The sensations were overwhelming as they zipped through my body. I didn’t know what to do or say, or where to look. I was almost relieved when Baron Taylor stepped up and ordered a merlot for himself. I got to work with acoming right up, thank you, but then something niggled me from nowhere. A tickle down deep that drew my attention to the closed bathroom door. George was still in there, his whisky still sitting on the bar counter.
I got the weirdest pull to say something to Hans, but I didn’t know where to start other than to close the distance between us. Every step felt heavy, the butterflies in my stomach going insane.
His eyes were so green, and I should have known it. I didn’t need to say a thing.
“Where is George?” he asked me, with a piercing gaze.
I gestured behind him. “In the bathroom.”
“And how long has he been gone?”
“A few minutes.”
Hans didn’t look at me this time, he looked at Frederick sitting right beside him, and Frederick gave him the slightest nod before he got to his feet.
Frederick smiled at me. “I’ll say hello to George when I’m in there. I need the bathroom myself.”
I didn’t get the chance to ask Hans anything once Frederick was out of his seat. He took the action for me, fixing me in another perfect stare before I could speak.
“Don’t trouble yourself with this. Please stay out of it. And stay away from George.”
“But George…” I blustered. “What about serving him?”
“You won’t need to serve him,” Hans told me, and I got an ominous shudder up my spine.
“Is George going to be ok?”
Hans looked genuinely curious. “Would it bother you if he wasn’t?”
My words were a stutter. “Well, I… I like George… George is–”
“Old,” Hans said. “George is a very old man.”
“But–” I began.
“But what?” Hans asked, and he was so cold, so detached.
I looked at the bathroom door and back again.
“Is Frederick going to, um…”
“Kill George?” Hans laughed a little. “No.”
“I don’t understand what’s going on here.”
“You don’t need to understand,” Hans said. “Trust me, and stay out of things you don’t need to be involved with.”
I got a flood of relief when George stepped back out of the bathroom. I was straight over to him when he took his seat.
“Are you alright, Mr Miller?” I asked, but he held his hand up.

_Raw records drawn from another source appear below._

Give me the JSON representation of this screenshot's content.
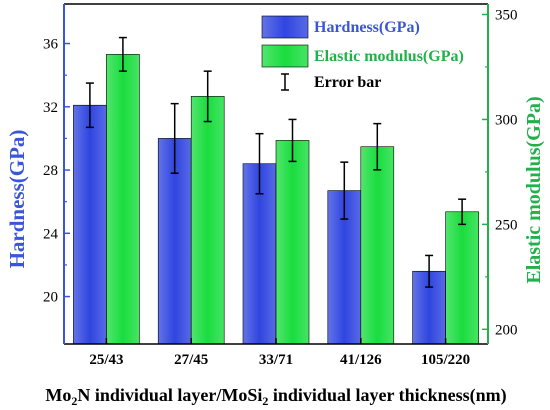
{
  "chart_data": {
    "type": "bar",
    "categories": [
      "25/43",
      "27/45",
      "33/71",
      "41/126",
      "105/220"
    ],
    "xlabel_parts": [
      {
        "text": "Mo",
        "sub": false
      },
      {
        "text": "2",
        "sub": true
      },
      {
        "text": "N individual layer/MoSi",
        "sub": false
      },
      {
        "text": "2",
        "sub": true
      },
      {
        "text": " individual layer thickness(nm)",
        "sub": false
      }
    ],
    "y_left": {
      "label": "Hardness(GPa)",
      "range": [
        17,
        38.5
      ],
      "ticks": [
        20,
        24,
        28,
        32,
        36
      ],
      "tick_labels": [
        "20",
        "24",
        "28",
        "32",
        "36"
      ],
      "color": "#3a56d8"
    },
    "y_right": {
      "label": "Elastic modulus(GPa)",
      "range": [
        193,
        355
      ],
      "ticks": [
        200,
        250,
        300,
        350
      ],
      "tick_labels": [
        "200",
        "250",
        "300",
        "350"
      ],
      "color": "#22b04a"
    },
    "series": [
      {
        "name": "Hardness(GPa)",
        "axis": "left",
        "color": "#2f45e0",
        "values": [
          32.1,
          30.0,
          28.4,
          26.7,
          21.6
        ],
        "errors": [
          1.4,
          2.2,
          1.9,
          1.8,
          1.0
        ]
      },
      {
        "name": "Elastic modulus(GPa)",
        "axis": "right",
        "color": "#19dd3e",
        "values": [
          331,
          311,
          290,
          287,
          256
        ],
        "errors": [
          8,
          12,
          10,
          11,
          6
        ]
      }
    ],
    "legend": {
      "placement": "top-right",
      "error_bar_label": "Error bar"
    },
    "grid": false
  }
}
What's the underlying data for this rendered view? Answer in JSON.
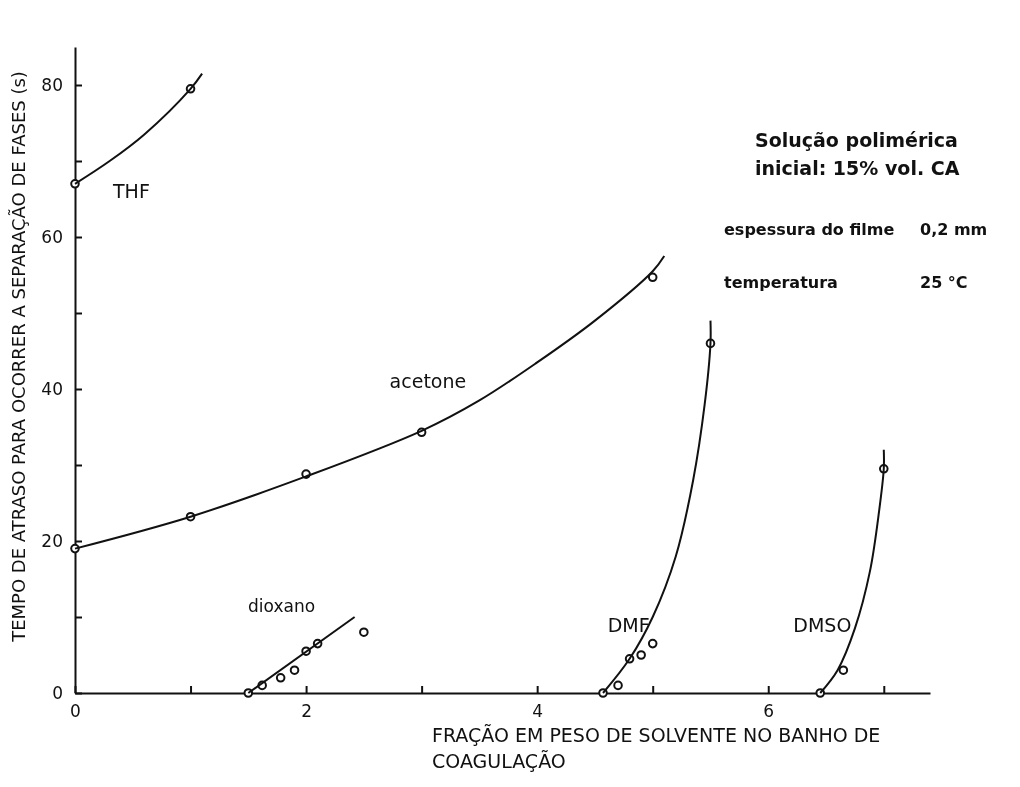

“That’ll be all. Greatest thanks.” He drank down his whisky in one and got up to leave. “I’ll be seeing you.”
But he was lying. I knew in my heart I wouldn’t be seeing George Miller again, and I felt bizarrely upset about it. I marched over to Hans when the door closed behind the old gentleman, and to Frederick beside him, who was taking his seat, back from the bathroom.
“What’s going on?” I asked them, and Frederick looked surprised at my question.